Sighups will be closed May 1st. So if you want to join you still have a short period of time.

Jake


----------



## HuntinFoolUtah (Apr 5, 2011)

I don't fish all that much, but I'll join.


----------



## wolfeman (Dec 3, 2010)

im in


----------



## CamoRoss (May 4, 2010)

N7709K said:


> i say if you want to enter the fish you have to keep it.. takes limits outta the equation and really makes you think about your choice
> 
> 40fish in a day is nothing depending where you go. And then there are days where 1 or 2 fish are good



I'm out if we have to kill the fish just to count it. That's the most ridiculous thing I've read in quite sometime on here.


----------



## CamoRoss (May 4, 2010)

Here's my .02.....
Due to the large number of species of fish, points should be awarded based on the individual types of fish that are caught. 
Bass will most likely be the most popular species, but catfish and blugill are more common. I would not count the bluegill the same as the catfish by no means.
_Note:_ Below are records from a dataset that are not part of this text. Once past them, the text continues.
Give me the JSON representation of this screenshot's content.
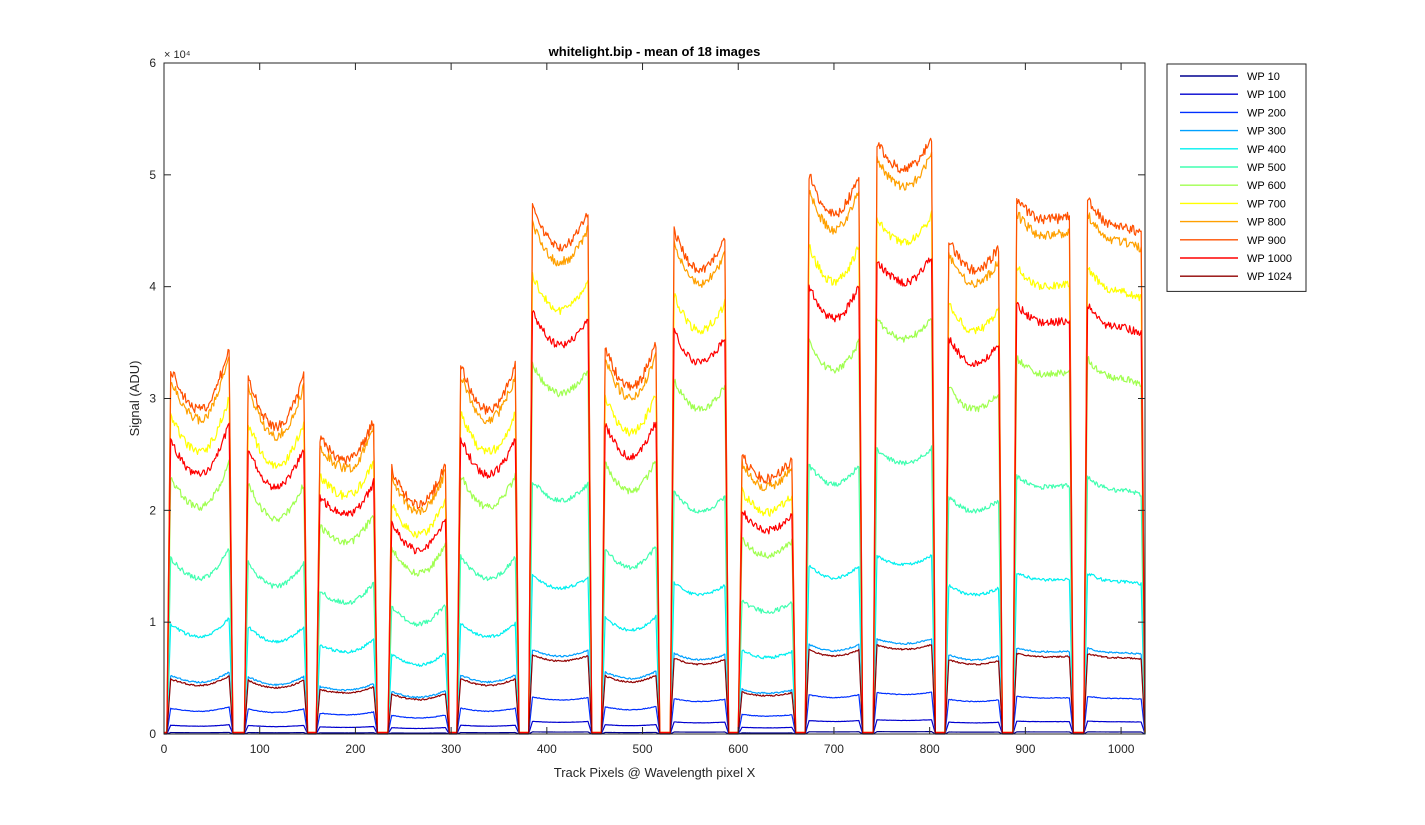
{
  "chart_data": {
    "type": "line",
    "title": "whitelight.bip - mean of 18 images",
    "xlabel": "Track Pixels @ Wavelength pixel X",
    "ylabel": "Signal (ADU)",
    "xlim": [
      0,
      1025
    ],
    "ylim": [
      0,
      60000
    ],
    "y_exponent_label": "× 10⁴",
    "x_ticks": [
      0,
      100,
      200,
      300,
      400,
      500,
      600,
      700,
      800,
      900,
      1000
    ],
    "x_tick_labels": [
      "0",
      "100",
      "200",
      "300",
      "400",
      "500",
      "600",
      "700",
      "800",
      "900",
      "1000"
    ],
    "y_ticks": [
      0,
      10000,
      20000,
      30000,
      40000,
      50000,
      60000
    ],
    "y_tick_labels": [
      "0",
      "1",
      "2",
      "3",
      "4",
      "5",
      "6"
    ],
    "grid": false,
    "legend_position": "outside-top-right",
    "segments": [
      {
        "start": 3,
        "end": 72,
        "left": 33.5,
        "center": 29.0,
        "right": 35.8
      },
      {
        "start": 84,
        "end": 150,
        "left": 33.0,
        "center": 27.5,
        "right": 33.0
      },
      {
        "start": 159,
        "end": 223,
        "left": 27.0,
        "center": 24.5,
        "right": 29.0
      },
      {
        "start": 234,
        "end": 298,
        "left": 24.5,
        "center": 20.5,
        "right": 25.0
      },
      {
        "start": 306,
        "end": 371,
        "left": 34.0,
        "center": 29.0,
        "right": 33.8
      },
      {
        "start": 381,
        "end": 447,
        "left": 48.0,
        "center": 43.5,
        "right": 47.3
      },
      {
        "start": 457,
        "end": 518,
        "left": 35.5,
        "center": 31.0,
        "right": 36.0
      },
      {
        "start": 529,
        "end": 590,
        "left": 46.0,
        "center": 41.5,
        "right": 45.0
      },
      {
        "start": 600,
        "end": 660,
        "left": 25.5,
        "center": 22.8,
        "right": 25.0
      },
      {
        "start": 670,
        "end": 730,
        "left": 51.0,
        "center": 46.5,
        "right": 51.0
      },
      {
        "start": 741,
        "end": 806,
        "left": 53.5,
        "center": 50.5,
        "right": 54.0
      },
      {
        "start": 816,
        "end": 876,
        "left": 45.0,
        "center": 41.5,
        "right": 44.0
      },
      {
        "start": 887,
        "end": 950,
        "left": 48.5,
        "center": 46.0,
        "right": 46.3
      },
      {
        "start": 961,
        "end": 1025,
        "left": 48.5,
        "center": 45.5,
        "right": 44.5
      }
    ],
    "series": [
      {
        "name": "WP 10",
        "color": "#00008f",
        "fraction": 0.004
      },
      {
        "name": "WP 100",
        "color": "#0000cf",
        "fraction": 0.024
      },
      {
        "name": "WP 200",
        "color": "#0030ff",
        "fraction": 0.07
      },
      {
        "name": "WP 300",
        "color": "#00a0ff",
        "fraction": 0.16
      },
      {
        "name": "WP 400",
        "color": "#00f0f0",
        "fraction": 0.3
      },
      {
        "name": "WP 500",
        "color": "#40ffb0",
        "fraction": 0.48
      },
      {
        "name": "WP 600",
        "color": "#a0ff50",
        "fraction": 0.7
      },
      {
        "name": "WP 700",
        "color": "#ffff00",
        "fraction": 0.87
      },
      {
        "name": "WP 800",
        "color": "#ffa000",
        "fraction": 0.97
      },
      {
        "name": "WP 900",
        "color": "#ff5000",
        "fraction": 1.0
      },
      {
        "name": "WP 1000",
        "color": "#ff0000",
        "fraction": 0.8
      },
      {
        "name": "WP 1024",
        "color": "#900000",
        "fraction": 0.15
      }
    ]
  }
}
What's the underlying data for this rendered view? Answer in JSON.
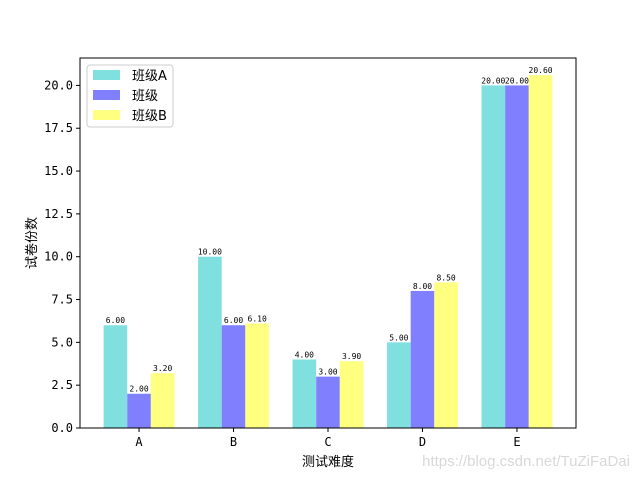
{
  "chart_data": {
    "type": "bar",
    "categories": [
      "A",
      "B",
      "C",
      "D",
      "E"
    ],
    "series": [
      {
        "name": "班级A",
        "values": [
          6.0,
          10.0,
          4.0,
          5.0,
          20.0
        ],
        "color": "#80e0e0"
      },
      {
        "name": "班级",
        "values": [
          2.0,
          6.0,
          3.0,
          8.0,
          20.0
        ],
        "color": "#8080ff"
      },
      {
        "name": "班级B",
        "values": [
          3.2,
          6.1,
          3.9,
          8.5,
          20.6
        ],
        "color": "#ffff80"
      }
    ],
    "data_labels": [
      [
        "6.00",
        "10.00",
        "4.00",
        "5.00",
        "20.00"
      ],
      [
        "2.00",
        "6.00",
        "3.00",
        "8.00",
        "20.00"
      ],
      [
        "3.20",
        "6.10",
        "3.90",
        "8.50",
        "20.60"
      ]
    ],
    "xlabel": "测试难度",
    "ylabel": "试卷份数",
    "ylim": [
      0,
      21.6
    ],
    "yticks": [
      "0.0",
      "2.5",
      "5.0",
      "7.5",
      "10.0",
      "12.5",
      "15.0",
      "17.5",
      "20.0"
    ],
    "grid": false,
    "legend_position": "top-left"
  },
  "watermark": "https://blog.csdn.net/TuZiFaDai"
}
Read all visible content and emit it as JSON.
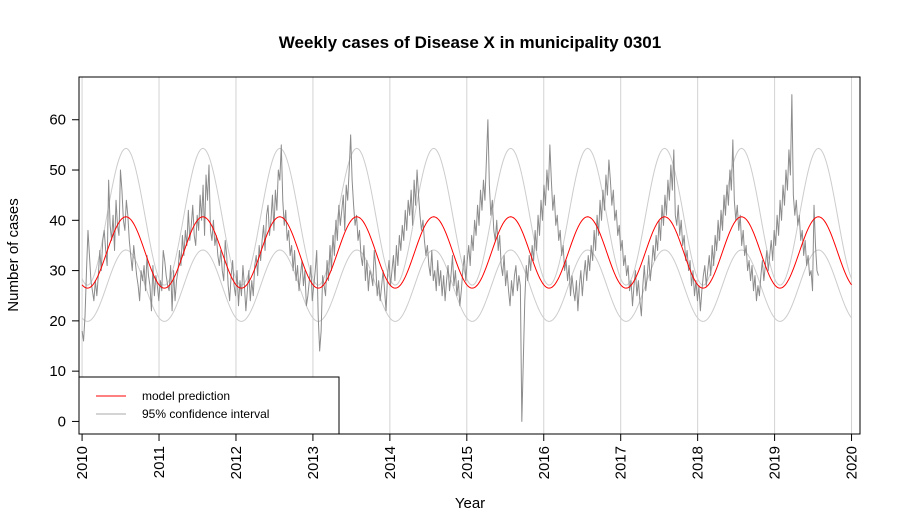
{
  "chart_data": {
    "type": "line",
    "title": "Weekly cases of Disease X in municipality 0301",
    "xlabel": "Year",
    "ylabel": "Number of cases",
    "xlim": [
      2009.96,
      2020.11
    ],
    "ylim": [
      -2.5,
      68.5
    ],
    "x_ticks": [
      2010,
      2011,
      2012,
      2013,
      2014,
      2015,
      2016,
      2017,
      2018,
      2019,
      2020
    ],
    "x_tick_labels": [
      "2010",
      "2011",
      "2012",
      "2013",
      "2014",
      "2015",
      "2016",
      "2017",
      "2018",
      "2019",
      "2020"
    ],
    "y_ticks": [
      0,
      10,
      20,
      30,
      40,
      50,
      60
    ],
    "y_tick_labels": [
      "0",
      "10",
      "20",
      "30",
      "40",
      "50",
      "60"
    ],
    "vertical_grid_at": [
      2010,
      2011,
      2012,
      2013,
      2014,
      2015,
      2016,
      2017,
      2018,
      2019,
      2020
    ],
    "grid_color": "#d3d3d3",
    "legend": {
      "position": "bottom-left",
      "entries": [
        {
          "label": "model prediction",
          "color": "#ff0000"
        },
        {
          "label": "95% confidence interval",
          "color": "#a9a9a9"
        }
      ]
    },
    "series": [
      {
        "role": "model prediction",
        "color": "#ff0000",
        "model": {
          "mean": 33.6,
          "amplitude": 7.1,
          "peak": 2010.57,
          "period": 1.0
        },
        "x_start": 2010.0,
        "x_end": 2020.0
      },
      {
        "role": "95% confidence interval (upper)",
        "color": "#cccccc",
        "model": {
          "mean": 40.7,
          "amplitude": 13.6,
          "peak": 2010.57,
          "period": 1.0
        },
        "x_start": 2010.0,
        "x_end": 2020.0
      },
      {
        "role": "95% confidence interval (lower)",
        "color": "#cccccc",
        "model": {
          "mean": 27.0,
          "amplitude": 7.1,
          "peak": 2010.57,
          "period": 1.0
        },
        "x_start": 2010.0,
        "x_end": 2020.0
      },
      {
        "role": "observed weekly cases",
        "color": "#8c8c8c",
        "x_start": 2010.0,
        "x_step": 0.019178,
        "values": [
          18,
          16,
          21,
          30,
          38,
          33,
          28,
          26,
          24,
          28,
          25,
          29,
          34,
          30,
          36,
          38,
          34,
          31,
          48,
          39,
          36,
          41,
          34,
          44,
          39,
          37,
          50,
          46,
          40,
          38,
          44,
          41,
          36,
          33,
          30,
          35,
          32,
          29,
          27,
          24,
          30,
          28,
          31,
          26,
          33,
          29,
          27,
          22,
          31,
          25,
          29,
          27,
          24,
          28,
          26,
          34,
          32,
          29,
          27,
          26,
          31,
          22,
          30,
          24,
          28,
          30,
          34,
          31,
          37,
          33,
          38,
          35,
          42,
          36,
          39,
          43,
          37,
          35,
          41,
          38,
          45,
          40,
          47,
          37,
          49,
          44,
          51,
          38,
          36,
          40,
          35,
          37,
          33,
          31,
          34,
          30,
          28,
          36,
          33,
          27,
          24,
          29,
          32,
          27,
          25,
          30,
          23,
          28,
          25,
          31,
          27,
          22,
          26,
          30,
          24,
          28,
          25,
          31,
          33,
          29,
          35,
          32,
          36,
          39,
          34,
          41,
          43,
          37,
          40,
          45,
          38,
          46,
          42,
          50,
          48,
          55,
          44,
          39,
          42,
          36,
          38,
          33,
          35,
          30,
          34,
          28,
          31,
          26,
          29,
          32,
          27,
          30,
          23,
          25,
          28,
          31,
          24,
          27,
          30,
          34,
          21,
          14,
          18,
          29,
          27,
          25,
          32,
          28,
          35,
          30,
          37,
          33,
          40,
          36,
          43,
          39,
          42,
          45,
          38,
          47,
          44,
          50,
          57,
          48,
          43,
          39,
          41,
          36,
          38,
          33,
          31,
          35,
          28,
          32,
          26,
          30,
          29,
          27,
          34,
          31,
          25,
          28,
          24,
          27,
          30,
          26,
          22,
          29,
          32,
          27,
          30,
          33,
          28,
          35,
          31,
          37,
          34,
          39,
          36,
          42,
          38,
          44,
          41,
          46,
          39,
          48,
          43,
          50,
          45,
          41,
          38,
          40,
          36,
          33,
          35,
          31,
          29,
          34,
          28,
          30,
          26,
          32,
          27,
          30,
          25,
          29,
          24,
          28,
          31,
          26,
          29,
          33,
          27,
          30,
          25,
          28,
          23,
          26,
          30,
          33,
          28,
          32,
          35,
          31,
          37,
          34,
          40,
          37,
          43,
          39,
          46,
          42,
          48,
          44,
          52,
          60,
          47,
          41,
          44,
          38,
          36,
          40,
          34,
          37,
          31,
          29,
          33,
          27,
          30,
          26,
          23,
          28,
          25,
          29,
          31,
          26,
          29,
          27,
          0,
          12,
          24,
          31,
          28,
          33,
          30,
          35,
          32,
          38,
          34,
          41,
          37,
          44,
          40,
          47,
          43,
          50,
          46,
          55,
          48,
          42,
          45,
          39,
          41,
          36,
          38,
          33,
          35,
          30,
          32,
          28,
          31,
          25,
          29,
          26,
          24,
          28,
          22,
          27,
          30,
          25,
          29,
          32,
          28,
          33,
          30,
          35,
          32,
          38,
          34,
          41,
          37,
          44,
          40,
          46,
          42,
          49,
          45,
          52,
          48,
          43,
          46,
          40,
          42,
          37,
          39,
          34,
          36,
          31,
          33,
          29,
          31,
          26,
          28,
          23,
          27,
          30,
          25,
          28,
          24,
          21,
          27,
          31,
          26,
          29,
          33,
          28,
          31,
          35,
          32,
          37,
          34,
          40,
          36,
          43,
          39,
          45,
          41,
          48,
          44,
          51,
          46,
          54,
          41,
          39,
          43,
          37,
          40,
          35,
          37,
          32,
          34,
          30,
          32,
          27,
          30,
          25,
          28,
          24,
          27,
          22,
          26,
          29,
          31,
          27,
          30,
          33,
          29,
          35,
          31,
          37,
          34,
          40,
          36,
          42,
          38,
          45,
          41,
          47,
          43,
          50,
          46,
          56,
          44,
          40,
          43,
          38,
          41,
          35,
          38,
          33,
          35,
          30,
          32,
          28,
          31,
          26,
          29,
          24,
          27,
          25,
          29,
          32,
          28,
          31,
          34,
          30,
          33,
          36,
          32,
          38,
          35,
          41,
          37,
          44,
          40,
          47,
          43,
          50,
          46,
          54,
          49,
          65,
          45,
          41,
          44,
          39,
          41,
          36,
          38,
          33,
          36,
          31,
          33,
          29,
          30,
          26,
          43,
          35,
          30,
          29
        ]
      }
    ]
  }
}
Say 1 pt for a bluegill and 5 for a catfish, then bass could be 3, crappie 2, musky and pike 6, trout 3, and so in and so on. 

Some species are easier to catch than others, either we have a select type of fish we focus on or a weighted system where a 5 ounce bluegill doesn't score the same as 40 pound catfish.


----------



## texashoghunter (Dec 26, 2010)

Im in,
Is there any certian way that you have to catch them? Artificials, live bait?


----------



## archerykid13 (Aug 11, 2009)

CamoRoss said:


> I'm out if we have to kill the fish just to count it. That's the most ridiculous thing I've read in quite sometime on here.


We don't have to. We take a pic of it when it's in the boat.

Jake


----------



## archerykid13 (Aug 11, 2009)

texashoghunter said:


> Im in,
> Is there any certian way that you have to catch them? Artificials, live bait?


No.

Jake


----------



## archerykid13 (Aug 11, 2009)

CamoRoss said:


> Here's my .02.....
> Due to the large number of species of fish, points should be awarded based on the individual types of fish that are caught.
> Bass will most likely be the most popular species, but catfish and blugill are more common. I would not count the bluegill the same as the catfish by no means. Say 1 pt for a bluegill and 5 for a catfish, then bass could be 3, crappie 2, musky and pike 6, trout 3, and so in and so on.
> 
> Some species are easier to catch than others, either we have a select type of fish we focus on or a weighted system where a 5 ounce bluegill doesn't score the same as 40 pound catfish.


We are scoring points by species. Go to the rule thread.

Jake


----------